August 24th – The Festival of the Seal Renewed

There are certain streets around Buentoille where you might feel warm draughts of air coming up from grates in the street. These are caused by the passing of underground trains; air is pushed in front of them, escaping at points like this to avoid excessive drag. There are other points, however, where standing atop these grates would do you quite some damage, and they are necessarily raised high above the ground, in chimneys and funnels. These are the exhaust systems of the Patrimony Delanik Atmospheric Rail, the quickest way to get from one side of the City to the other.

There are only three stops on the Atmospheric rail; it was, after all, built for speed.
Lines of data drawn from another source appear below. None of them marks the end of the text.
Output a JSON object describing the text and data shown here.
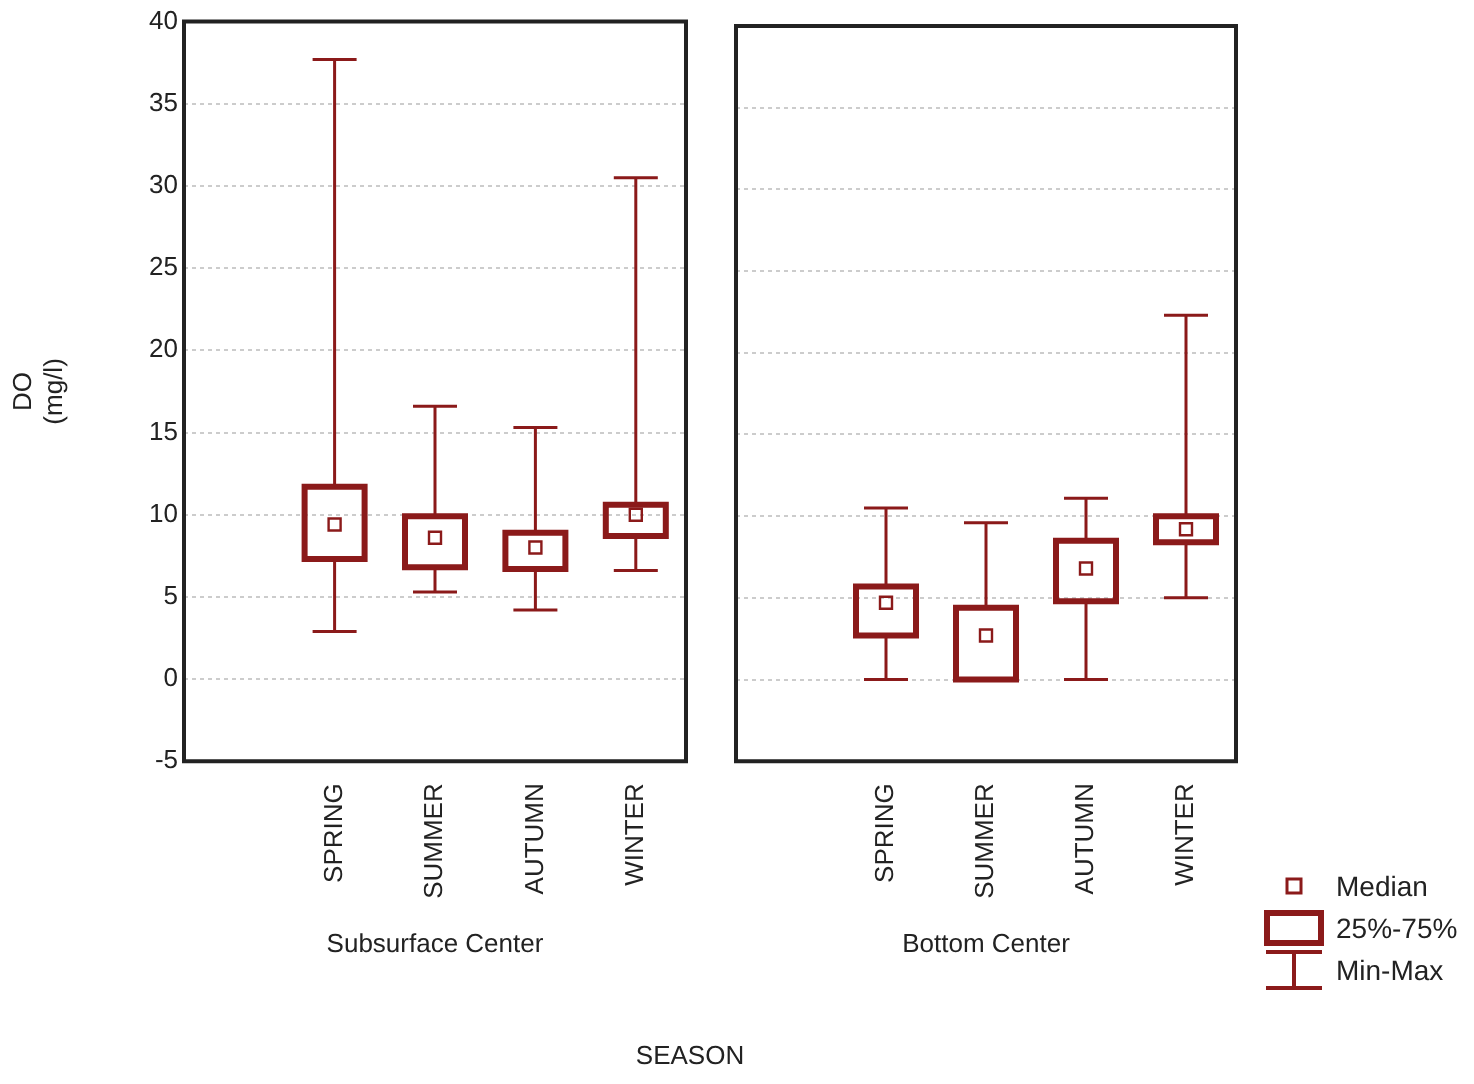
{
  "chart_data": [
    {
      "type": "box",
      "xlabel": "Subsurface Center",
      "ylabel": "DO (mg/l)",
      "categories": [
        "SPRING",
        "SUMMER",
        "AUTUMN",
        "WINTER"
      ],
      "series": [
        {
          "color": "#8b1a1a",
          "boxes": [
            {
              "low": 2.9,
              "q1": 7.3,
              "median": 9.4,
              "q3": 11.7,
              "high": 37.7
            },
            {
              "low": 5.3,
              "q1": 6.8,
              "median": 8.6,
              "q3": 9.9,
              "high": 16.6
            },
            {
              "low": 4.2,
              "q1": 6.7,
              "median": 8.0,
              "q3": 8.9,
              "high": 15.3
            },
            {
              "low": 6.6,
              "q1": 8.7,
              "median": 10.0,
              "q3": 10.6,
              "high": 30.5
            }
          ]
        }
      ],
      "ylim": [
        -5,
        40
      ],
      "yticks": [
        -5,
        0,
        5,
        10,
        15,
        20,
        25,
        30,
        35,
        40
      ],
      "grid": "y",
      "annotations": [
        "SEASON"
      ]
    },
    {
      "type": "box",
      "xlabel": "Bottom Center",
      "categories": [
        "SPRING",
        "SUMMER",
        "AUTUMN",
        "WINTER"
      ],
      "series": [
        {
          "color": "#8b1a1a",
          "boxes": [
            {
              "low": 0,
              "q1": 2.7,
              "median": 4.7,
              "q3": 5.7,
              "high": 10.5
            },
            {
              "low": 0,
              "q1": 0,
              "median": 2.7,
              "q3": 4.4,
              "high": 9.6
            },
            {
              "low": 0,
              "q1": 4.8,
              "median": 6.8,
              "q3": 8.5,
              "high": 11.1
            },
            {
              "low": 5.0,
              "q1": 8.4,
              "median": 9.2,
              "q3": 10.0,
              "high": 22.3
            }
          ]
        }
      ],
      "ylim": [
        -5,
        40
      ],
      "yticks": [
        -5,
        0,
        5,
        10,
        15,
        20,
        25,
        30,
        35,
        40
      ],
      "grid": "y",
      "tick_labels": "x",
      "annotations": [
        "Median",
        "25%-75%",
        "Min-Max"
      ]
    }
  ]
}
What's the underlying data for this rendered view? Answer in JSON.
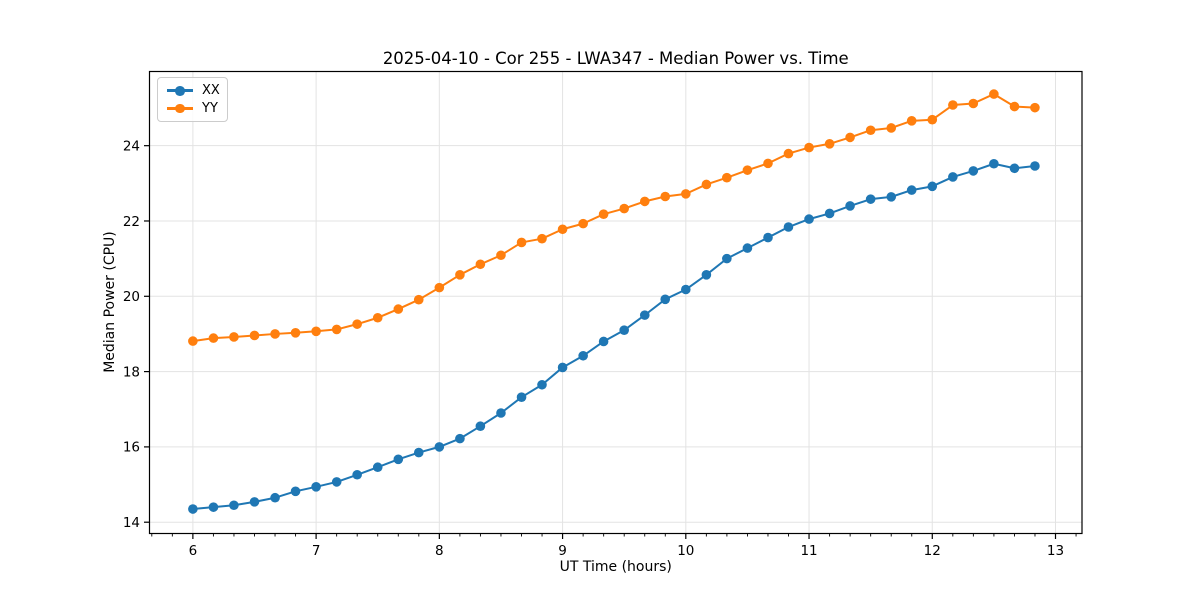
{
  "chart_data": {
    "type": "line",
    "title": "2025-04-10 - Cor 255 - LWA347 - Median Power vs. Time",
    "xlabel": "UT Time (hours)",
    "ylabel": "Median Power (CPU)",
    "xlim": [
      5.648,
      13.215
    ],
    "ylim": [
      13.7,
      25.97
    ],
    "x_ticks": [
      6,
      7,
      8,
      9,
      10,
      11,
      12,
      13
    ],
    "y_ticks": [
      14,
      16,
      18,
      20,
      22,
      24
    ],
    "x_minor_tick_step": 0.16667,
    "grid": true,
    "legend_position": "upper left",
    "marker": "circle",
    "x": [
      6.0,
      6.167,
      6.333,
      6.5,
      6.667,
      6.833,
      7.0,
      7.167,
      7.333,
      7.5,
      7.667,
      7.833,
      8.0,
      8.167,
      8.333,
      8.5,
      8.667,
      8.833,
      9.0,
      9.167,
      9.333,
      9.5,
      9.667,
      9.833,
      10.0,
      10.167,
      10.333,
      10.5,
      10.667,
      10.833,
      11.0,
      11.167,
      11.333,
      11.5,
      11.667,
      11.833,
      12.0,
      12.167,
      12.333,
      12.5,
      12.667,
      12.833
    ],
    "series": [
      {
        "name": "XX",
        "color": "#1f77b4",
        "values": [
          14.35,
          14.4,
          14.45,
          14.54,
          14.65,
          14.82,
          14.94,
          15.07,
          15.26,
          15.46,
          15.67,
          15.85,
          16.0,
          16.22,
          16.55,
          16.9,
          17.32,
          17.65,
          18.11,
          18.42,
          18.8,
          19.1,
          19.5,
          19.92,
          20.18,
          20.57,
          21.0,
          21.28,
          21.56,
          21.84,
          22.05,
          22.2,
          22.4,
          22.58,
          22.64,
          22.82,
          22.92,
          23.17,
          23.33,
          23.52,
          23.4,
          23.46
        ]
      },
      {
        "name": "YY",
        "color": "#ff7f0e",
        "values": [
          18.81,
          18.89,
          18.92,
          18.96,
          19.0,
          19.03,
          19.07,
          19.12,
          19.26,
          19.43,
          19.66,
          19.91,
          20.23,
          20.57,
          20.85,
          21.09,
          21.43,
          21.53,
          21.78,
          21.93,
          22.18,
          22.33,
          22.52,
          22.65,
          22.72,
          22.97,
          23.15,
          23.35,
          23.53,
          23.79,
          23.95,
          24.05,
          24.22,
          24.41,
          24.47,
          24.66,
          24.69,
          25.08,
          25.12,
          25.37,
          25.04,
          25.01
        ]
      }
    ],
    "colors": {
      "grid": "#e3e3e3",
      "spine": "#000000",
      "tick": "#000000",
      "background": "#ffffff",
      "legend_border": "#cccccc"
    }
  }
}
Running west to east, through Ranaclois district in the City centre, the stations are marked not only by the exhaust systems, but also by bright signage and lighting, and a tall semaphore tower. The system is only operated by seven workers, although more provide assistance on the platforms, sell tickets at the entrances, and crucially perform maintenance works.

Today the railway will not be running, but closed for these essential annual works. Checks are carried out every week, with small repairs made when necessary overnight, but today the seals will be replaced. At the front and back of the train carriage there are lubricated rubber seals which are designed roll, maintaining an almost perfect vacuum whilst reducing friction to the lowest point. Unfortunately, as these are moving parts they require regular replacement as they can otherwise become worn out quickly. Each seal is designed to last for at least a year and a half, but they are replaced once a year for reasons of safety, efficiency, and Buentoilliçan almanachial tendency.

The Atmospheric Rail functions much like a pneumatic tube, and the term ‘rail’ is fairly misleading because there are no tracks beneath the single carriage that runs back and forth along the tube-like tunnel. Rather than using electricity or steam or a combustion engine to drive the carriage, there are powerful air pumps at each station which create a vacuum in the tunnel in front of the carriage, propelling it forwards at great speed. To slow the carriage when it approaches each station (only three minutes down the line), the opposite is enacted, pumping air out behind it and into the area before it.

In order to ensure that the carriage reaches its destination safely, it is progressively slowed for the second half of the journey, in a process that requires exact timing. As such, the system is run quite literally by clockwork, with the operators’ only role to ensure that passengers are safely aboard and to shut down the system if anything is out of place. The operator on each platform ensures, along with the attendants who control access to the carriage, that everybody is onboard in the allotted time, shutting off the system (and simultaneously changing the signal atop the semaphore tower in the process) if anybody attempts to get on too late, or if they notice any issues with the timing of their system. The operators atop the semaphore towers of the other two stations will then shut down operation at their ends, too. The system is only re-engaged at the next quarter of the hour when the issues have been resolved and the signals turned green once again.

The system could probably be a lot safer and cheaper if it were run on rails and without the seals, but then it certainly wouldn’t be as fast, and Patrimony Delanik, the woman who invented it, was nothing if not a speed freak. She had pioneered automobile racing circuits in Litancha, and, not finding the roads for such things in Buentoille, she turned instead to pneumatic transportation. Delanik was also highly superstitious (she was, for example, never without her lucky scarf on a race day), and this is probably the root of the pomp and ceremony that surrounds the replacement of the seals today. The lubricant that covers them is first blessed by a Hierarch of the Chastise Church (quite how Delanik persuaded them to do this in the first place is unknown, but the tradition has been carried on), and then several charms protecting them from ‘weather and rodentry, fault or failure, sabotage and accident’ are cast over the prepared seals by the gathered staff of the Atmospheric Rail. Finally, after they are securely attached, a large feast is held in the carriage, where the staff and their families repeatedly toast the seal’s health.